Malgré le paiement quotidien des frais de salubrité, les commerçants dénoncent une absence totale de service de collecte. Djeneba Mara et Moustapha Kallo, vendeurs au marché, expriment leur ras-le-bol : « Nous payons chaque jour, mais rien n’est fait. L’odeur est devenue insupportable, les clients fuient », déplore Djeneba.
Un agent chargé du transport des déchets, sous couvert d’anonymat, confirme le blocage : « Aucun salaire ne nous a été versé depuis des mois. Comment voulez-vous qu’on travaille dans ces conditions ? »
Il pointe du doigt une gestion opaque et une organisation défaillante au sein des services municipaux.

Dans le quartier de Kissi-Faramayah, le mécontentement est palpable. Les citoyens s’interrogent sur le paradoxe d’une campagne politique censée incarner le renouveau, alors que les services publics sont à l’arrêt : « La ville est sale, les services ne fonctionnent plus, et pourtant on nous demande de voter pour un avenir meilleur », lance un habitant, amer.

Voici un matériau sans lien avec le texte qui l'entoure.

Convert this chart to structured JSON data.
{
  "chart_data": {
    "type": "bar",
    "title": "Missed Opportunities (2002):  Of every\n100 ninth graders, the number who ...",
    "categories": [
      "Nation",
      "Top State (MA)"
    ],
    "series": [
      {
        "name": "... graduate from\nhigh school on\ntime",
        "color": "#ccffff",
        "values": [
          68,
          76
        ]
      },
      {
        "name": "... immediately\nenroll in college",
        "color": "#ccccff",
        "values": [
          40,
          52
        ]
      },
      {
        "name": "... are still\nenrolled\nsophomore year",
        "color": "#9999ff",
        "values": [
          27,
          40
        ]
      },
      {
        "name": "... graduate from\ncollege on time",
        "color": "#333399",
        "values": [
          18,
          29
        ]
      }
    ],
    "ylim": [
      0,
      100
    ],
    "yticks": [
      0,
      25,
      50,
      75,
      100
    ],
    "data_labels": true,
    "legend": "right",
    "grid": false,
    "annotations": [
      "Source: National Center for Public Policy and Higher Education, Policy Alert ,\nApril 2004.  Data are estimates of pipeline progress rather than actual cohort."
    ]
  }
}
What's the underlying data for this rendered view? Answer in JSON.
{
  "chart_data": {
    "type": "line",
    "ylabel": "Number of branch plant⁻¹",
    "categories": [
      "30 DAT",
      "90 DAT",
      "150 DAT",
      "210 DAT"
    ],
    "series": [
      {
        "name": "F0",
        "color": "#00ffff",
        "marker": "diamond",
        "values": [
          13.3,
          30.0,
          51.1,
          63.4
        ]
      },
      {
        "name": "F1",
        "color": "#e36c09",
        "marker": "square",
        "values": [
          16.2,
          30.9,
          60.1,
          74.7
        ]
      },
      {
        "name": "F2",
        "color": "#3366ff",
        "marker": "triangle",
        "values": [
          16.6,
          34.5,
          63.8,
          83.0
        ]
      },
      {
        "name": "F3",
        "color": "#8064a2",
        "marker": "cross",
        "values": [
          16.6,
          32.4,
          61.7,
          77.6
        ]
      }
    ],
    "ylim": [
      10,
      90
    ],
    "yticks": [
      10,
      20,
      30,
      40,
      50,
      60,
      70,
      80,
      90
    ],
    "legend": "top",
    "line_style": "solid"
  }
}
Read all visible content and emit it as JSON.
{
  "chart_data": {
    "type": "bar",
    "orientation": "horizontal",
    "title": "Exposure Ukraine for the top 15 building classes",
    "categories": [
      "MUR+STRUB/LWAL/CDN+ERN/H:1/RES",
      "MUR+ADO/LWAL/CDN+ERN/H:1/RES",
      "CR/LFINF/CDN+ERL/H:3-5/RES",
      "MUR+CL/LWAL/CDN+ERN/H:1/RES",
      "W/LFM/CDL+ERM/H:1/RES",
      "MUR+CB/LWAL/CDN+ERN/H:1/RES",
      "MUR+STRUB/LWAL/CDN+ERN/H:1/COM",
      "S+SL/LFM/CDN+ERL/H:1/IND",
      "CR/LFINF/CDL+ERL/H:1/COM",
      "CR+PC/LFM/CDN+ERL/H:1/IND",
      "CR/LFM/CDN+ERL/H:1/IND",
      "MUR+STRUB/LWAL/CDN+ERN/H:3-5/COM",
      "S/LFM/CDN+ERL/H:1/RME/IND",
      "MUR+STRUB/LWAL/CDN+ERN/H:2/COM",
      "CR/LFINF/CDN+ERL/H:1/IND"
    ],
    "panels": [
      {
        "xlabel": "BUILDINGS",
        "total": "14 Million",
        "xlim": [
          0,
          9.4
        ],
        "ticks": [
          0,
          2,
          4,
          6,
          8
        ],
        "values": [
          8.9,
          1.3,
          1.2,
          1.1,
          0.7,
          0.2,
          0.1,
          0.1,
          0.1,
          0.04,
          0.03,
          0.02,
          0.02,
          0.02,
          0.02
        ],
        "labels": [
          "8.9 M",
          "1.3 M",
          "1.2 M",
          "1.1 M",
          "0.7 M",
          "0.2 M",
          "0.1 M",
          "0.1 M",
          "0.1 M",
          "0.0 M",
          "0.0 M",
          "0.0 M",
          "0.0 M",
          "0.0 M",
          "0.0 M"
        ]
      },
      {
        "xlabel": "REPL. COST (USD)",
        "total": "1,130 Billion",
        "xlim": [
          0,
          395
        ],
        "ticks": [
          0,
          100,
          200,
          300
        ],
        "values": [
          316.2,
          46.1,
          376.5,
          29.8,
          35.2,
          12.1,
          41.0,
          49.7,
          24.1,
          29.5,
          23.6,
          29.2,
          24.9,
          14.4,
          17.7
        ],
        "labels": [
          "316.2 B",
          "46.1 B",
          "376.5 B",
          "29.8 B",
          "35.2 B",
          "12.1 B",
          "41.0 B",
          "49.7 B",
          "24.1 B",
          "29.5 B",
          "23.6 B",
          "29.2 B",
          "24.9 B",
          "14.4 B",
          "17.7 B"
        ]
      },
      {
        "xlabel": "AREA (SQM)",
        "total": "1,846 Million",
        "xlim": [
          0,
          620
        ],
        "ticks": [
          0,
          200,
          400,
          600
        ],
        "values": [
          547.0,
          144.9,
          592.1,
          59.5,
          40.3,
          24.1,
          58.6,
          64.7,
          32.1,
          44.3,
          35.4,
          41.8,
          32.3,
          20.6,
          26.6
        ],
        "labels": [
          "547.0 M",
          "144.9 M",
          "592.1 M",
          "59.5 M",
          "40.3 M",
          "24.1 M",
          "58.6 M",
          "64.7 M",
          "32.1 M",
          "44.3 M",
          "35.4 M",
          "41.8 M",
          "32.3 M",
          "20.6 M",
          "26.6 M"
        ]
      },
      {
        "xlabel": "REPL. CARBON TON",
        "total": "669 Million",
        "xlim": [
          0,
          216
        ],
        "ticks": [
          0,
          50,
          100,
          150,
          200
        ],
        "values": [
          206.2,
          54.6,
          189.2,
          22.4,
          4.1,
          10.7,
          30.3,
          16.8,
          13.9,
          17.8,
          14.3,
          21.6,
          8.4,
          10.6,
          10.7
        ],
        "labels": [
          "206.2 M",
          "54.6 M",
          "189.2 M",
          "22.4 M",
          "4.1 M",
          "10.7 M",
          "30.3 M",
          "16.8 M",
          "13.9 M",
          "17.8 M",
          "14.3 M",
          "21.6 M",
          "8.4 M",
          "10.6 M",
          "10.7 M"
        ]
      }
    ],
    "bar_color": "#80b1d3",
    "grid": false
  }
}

Pour beaucoup, cette crise de salubrité dépasse le simple problème de collecte. Elle révèle une faille plus profonde dans la gouvernance locale. Les appels à la transparence et à la redevabilité se multiplient, notamment chez les commerçants qui s’interrogent : « Où va l’argent que nous payons chaque jour ? », demande l’un d’eux, visiblement excédé.
Face à cette situation, les habitants attendent des réponses concrètes et des actions urgentes. À la veille d’un tournant politique, Kissidougou semble réclamer bien plus qu’un vote : elle exige des comptes.